The answer to the question below is almost certainly known to the representation theorists; in fact, I'm pretty sure it can be extracted from Green's paper "The characters of the finite general linear groups" in Trans. Amer. Math. Soc. 80 (1955), 402–447. However, I am not a specialist in representation theory (I work in geometry), so I am having trouble extracting it from the literature.
This preamble brings me to my question. Fix some prime number $p$. Consider $1 \leq m \leq n$. Let $\vec{e}_1,\ldots,\vec{e}_n \in \mathbb{F}_p^n$ be the standard basis and let $\Gamma_{n,m}$ be the subgroup of $\text{GL}_n(\mathbb{F}_p)$ that stabilizes the vectors $\vec{e}_1,\ldots,\vec{e}_m$ point wise. Define $V_{n,m}$ to be the $\text{GL}_n(\mathbb{F}_p)$-representation obtained by inducing the $1$-dimensional trivial representation $\mathbb{C}$ of $\Gamma_{n,m}$ up to $\text{GL}_n(\mathbb{F}_p)$.
Question : What is the decomposition of $V_{n,m}$ into irreducible representations? Or at least how many terms appear in this decomposition (as a function of $n$ and $m$)? I have some reason (hope?) that the answer to this only depends on $m$ once $n$ is sufficiently large.

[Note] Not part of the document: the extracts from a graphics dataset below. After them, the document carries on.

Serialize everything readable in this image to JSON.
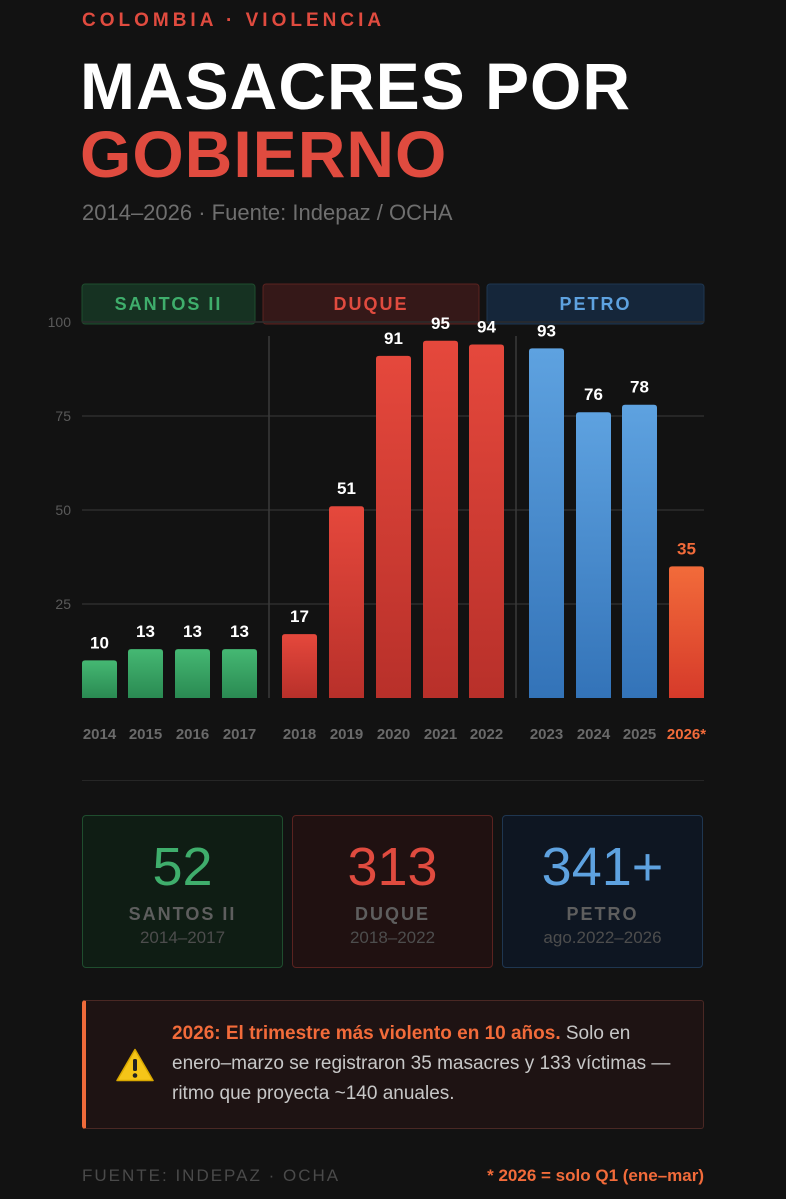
{
  "kicker": "COLOMBIA · VIOLENCIA",
  "title": {
    "line1": "MASACRES POR",
    "line2": "GOBIERNO"
  },
  "subtitle": "2014–2026 · Fuente: Indepaz / OCHA",
  "chart_data": {
    "type": "bar",
    "title": "MASACRES POR GOBIERNO",
    "ylim": [
      0,
      100
    ],
    "yticks": [
      25,
      50,
      75,
      100
    ],
    "grid": true,
    "categories": [
      "2014",
      "2015",
      "2016",
      "2017",
      "2018",
      "2019",
      "2020",
      "2021",
      "2022",
      "2023",
      "2024",
      "2025",
      "2026*"
    ],
    "values": [
      10,
      13,
      13,
      13,
      17,
      51,
      91,
      95,
      94,
      93,
      76,
      78,
      35
    ],
    "governments": [
      {
        "name": "SANTOS II",
        "start": 0,
        "end": 3,
        "color": "#3fae6c"
      },
      {
        "name": "DUQUE",
        "start": 4,
        "end": 8,
        "color": "#e04b3f"
      },
      {
        "name": "PETRO",
        "start": 9,
        "end": 12,
        "color": "#5ea2e0"
      }
    ],
    "highlight": {
      "index": 12,
      "color": "#f26b3a",
      "note": "* 2026 = solo Q1 (ene–mar)"
    }
  },
  "cards": [
    {
      "value": "52",
      "name": "SANTOS II",
      "period": "2014–2017"
    },
    {
      "value": "313",
      "name": "DUQUE",
      "period": "2018–2022"
    },
    {
      "value": "341+",
      "name": "PETRO",
      "period": "ago.2022–2026"
    }
  ],
  "alert": {
    "icon": "warning-icon",
    "lead": "2026: El trimestre más violento en 10 años.",
    "body": " Solo en enero–marzo se registraron 35 masacres y 133 víctimas — ritmo que proyecta ~140 anuales."
  },
  "footer": {
    "source": "FUENTE: INDEPAZ · OCHA",
    "note": "* 2026 = solo Q1 (ene–mar)"
  }
}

Finally, can anyone recommend an easy-to-read source for reading about the sort of representation theory that would go into answering this kind of question? Preferably one that is as concrete as possible (so one that e.g. doesn't assume that I am an expert in reductive groups).
EDIT : Some of the confusion in the comments comes from the fact that I changed the way I stated the question after I started writing it to be a little more "slick"; this made the question not obviously correspond to the title.

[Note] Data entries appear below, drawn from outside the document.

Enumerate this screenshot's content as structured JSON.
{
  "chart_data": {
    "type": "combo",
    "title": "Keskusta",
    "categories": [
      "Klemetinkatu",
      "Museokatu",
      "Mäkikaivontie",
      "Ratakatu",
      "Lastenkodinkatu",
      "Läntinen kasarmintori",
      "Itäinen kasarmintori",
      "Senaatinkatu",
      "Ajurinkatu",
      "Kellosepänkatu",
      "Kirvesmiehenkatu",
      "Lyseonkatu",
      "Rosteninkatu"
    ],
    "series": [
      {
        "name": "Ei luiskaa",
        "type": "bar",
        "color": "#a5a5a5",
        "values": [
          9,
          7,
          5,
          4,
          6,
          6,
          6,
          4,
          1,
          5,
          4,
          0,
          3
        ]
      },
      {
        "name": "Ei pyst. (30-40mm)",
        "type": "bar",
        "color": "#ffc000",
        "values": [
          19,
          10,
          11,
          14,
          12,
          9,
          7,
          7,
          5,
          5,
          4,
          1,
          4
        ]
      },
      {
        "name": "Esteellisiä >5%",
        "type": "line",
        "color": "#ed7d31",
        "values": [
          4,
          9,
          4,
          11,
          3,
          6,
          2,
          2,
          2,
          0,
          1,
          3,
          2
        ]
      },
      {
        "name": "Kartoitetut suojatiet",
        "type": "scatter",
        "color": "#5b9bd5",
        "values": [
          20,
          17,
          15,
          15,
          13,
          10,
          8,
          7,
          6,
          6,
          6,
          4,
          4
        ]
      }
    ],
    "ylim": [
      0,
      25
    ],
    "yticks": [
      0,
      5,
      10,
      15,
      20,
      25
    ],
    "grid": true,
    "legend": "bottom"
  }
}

Here's the original formulation (which involved parabolic induction more directly). Define $\overline{\Gamma}_{n,m}$ to be the $\text{GL}_n(\mathbb{F}_p)$-stabilizer of the flag $$0 < \langle \vec{e}_1,\ldots,\vec{e}_m \rangle < \mathbb{F}_p^n.$$ Thus $\Gamma_{n,m} < \overline{\Gamma}_{n,m}$ and $\overline{\Gamma}_{n,m}$ is the parabolic subgroup which is the semidirect product of $\text{GL}_m(\mathbb{F}_p) \times \text{GL}_{n-m}(\mathbb{F}_p)$ and a unipotent subgroup $U_{n,m}$. If we induce the trivial $\Gamma_{n,m}$-representation $\mathbb{C}$ up to $\overline{\Gamma}_{n,m}$, we get a representation $\overline{V}_{n,m}$ of $\overline{\Gamma}_{n,m}$ which is the $\mathbb{C}$-group ring of $\text{GL}_{m}(\mathbb{F}_p)$ on which $\text{GL}_{n-m}(\mathbb{F}_p)$ and $U_{n,m}$ act trivially. The irreducible subrepresentations of $\overline{V}_{n,m}$ are thus exactly the irreducible representations of $\text{GL}_{m}(\mathbb{F}_p)$. This brings us to the following, which is similar to the question above (the first part of it would give an answer to the first question above).

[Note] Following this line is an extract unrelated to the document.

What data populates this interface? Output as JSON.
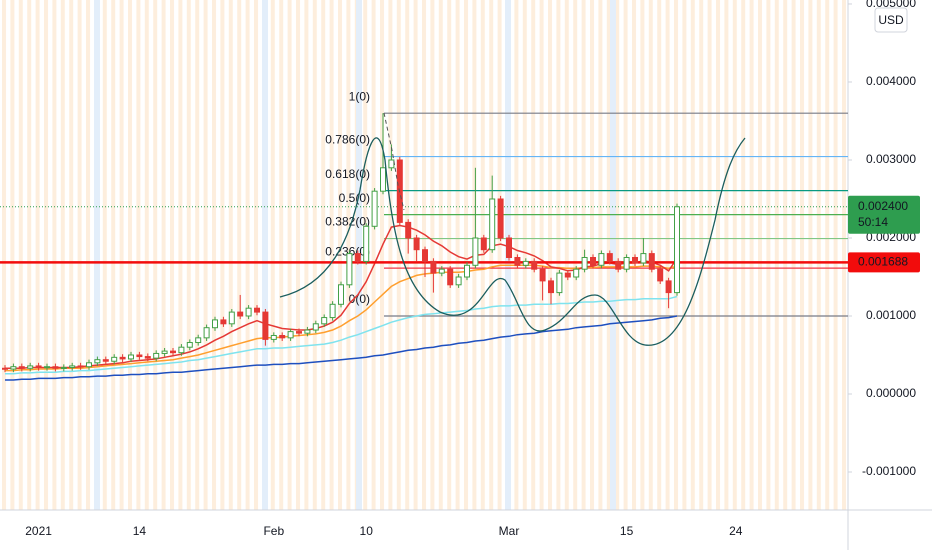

Question : Let $M$ be an irreducible representation of $\text{GL}_{m}(\mathbb{F}_p)$. Regard $M$ as a representation of $\overline{\Gamma}_{n,m}$, and let $\tilde{M}$ be the result of inducing $M$ from $\overline{\Gamma}_{n,m}$ up to $\text{GL}_n(\mathbb{F}_p)$. How can we decompose $\tilde{M}$ into irreducibles? Can we at least get a bound on the number of irreducibles in $\tilde{M}$ as a function of $n$ and $m$ (which even better only depends on $m$ as long as $n$ is sufficiently large)?